Rice officials said partners in the venture include Teach for America, which places college graduates in inner-city classrooms; a school improvement advocacy group called the Houston A+ Challenge; some Houston area school systems; and the public charter school networks KIPP and YES, which have succeeded in raising inner-city test scores but are recruiting principals to help them expand. Linbeck is a KIPP adviser.
Efforts to retool principal training dovetail with similar initiatives in Houston, New York and San Diego for alternative teacher training. Charter school networks in those cities have set up teacher institutes, some with education school affiliations and some without.

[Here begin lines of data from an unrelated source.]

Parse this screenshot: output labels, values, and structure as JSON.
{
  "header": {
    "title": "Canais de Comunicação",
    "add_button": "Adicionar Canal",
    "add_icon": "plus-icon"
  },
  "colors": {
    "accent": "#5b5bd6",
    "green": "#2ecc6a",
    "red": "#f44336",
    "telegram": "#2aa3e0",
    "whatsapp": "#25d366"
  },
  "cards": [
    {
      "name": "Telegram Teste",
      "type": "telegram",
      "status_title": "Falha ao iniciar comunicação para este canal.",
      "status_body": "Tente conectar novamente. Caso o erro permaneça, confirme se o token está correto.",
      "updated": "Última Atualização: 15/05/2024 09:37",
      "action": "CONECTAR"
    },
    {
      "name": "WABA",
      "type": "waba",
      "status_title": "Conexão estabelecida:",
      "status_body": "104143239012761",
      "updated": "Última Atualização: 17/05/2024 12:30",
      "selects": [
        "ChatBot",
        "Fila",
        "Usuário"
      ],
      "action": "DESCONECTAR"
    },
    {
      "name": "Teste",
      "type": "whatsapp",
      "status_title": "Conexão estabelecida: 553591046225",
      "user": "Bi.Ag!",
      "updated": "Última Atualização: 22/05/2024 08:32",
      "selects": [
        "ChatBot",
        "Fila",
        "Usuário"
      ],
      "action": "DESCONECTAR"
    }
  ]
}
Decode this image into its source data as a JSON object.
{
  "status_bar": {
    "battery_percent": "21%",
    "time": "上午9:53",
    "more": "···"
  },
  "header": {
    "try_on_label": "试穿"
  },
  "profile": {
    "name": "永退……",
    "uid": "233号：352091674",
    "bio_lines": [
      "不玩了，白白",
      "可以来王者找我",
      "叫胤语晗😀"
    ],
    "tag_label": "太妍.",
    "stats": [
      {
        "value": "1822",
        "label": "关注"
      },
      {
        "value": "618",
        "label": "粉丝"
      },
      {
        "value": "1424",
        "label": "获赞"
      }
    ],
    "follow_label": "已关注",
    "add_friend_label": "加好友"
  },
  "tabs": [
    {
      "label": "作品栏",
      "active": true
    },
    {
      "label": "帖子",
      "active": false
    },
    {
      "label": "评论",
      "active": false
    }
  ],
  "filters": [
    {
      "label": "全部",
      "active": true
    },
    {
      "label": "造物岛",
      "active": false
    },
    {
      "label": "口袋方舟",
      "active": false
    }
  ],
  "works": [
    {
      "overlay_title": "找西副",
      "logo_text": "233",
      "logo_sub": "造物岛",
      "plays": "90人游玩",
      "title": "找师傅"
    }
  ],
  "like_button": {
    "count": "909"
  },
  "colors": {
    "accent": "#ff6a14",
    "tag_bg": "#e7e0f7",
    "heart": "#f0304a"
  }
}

Rice's leadership program will begin in July with 15 candidates for a two-year MBA, plus 30 other students in a short-term course of study similar to the management institutes run by many business schools. All candidates will work in Houston area schools and take classes on nights and weekends and during the summer, Linbeck said.
Kaleem Caire, leader of a foundation in Bowie that promotes academic opportunities for adolescent males, said the Rice initiative could help nudge education schools to provide more business training. Caire said he tailored his own education degree at the University of Wisconsin to include studies in business and urban education.
Michael A. Durso, principal of Springbrook High School in Montgomery County and a former principal in Virginia and the District, said he found the Rice plan "new, fresh and possibly helpful." But he added: "My concern with these business models has always been the obvious disconnect -- our losses are not as easy to cut as in the business world."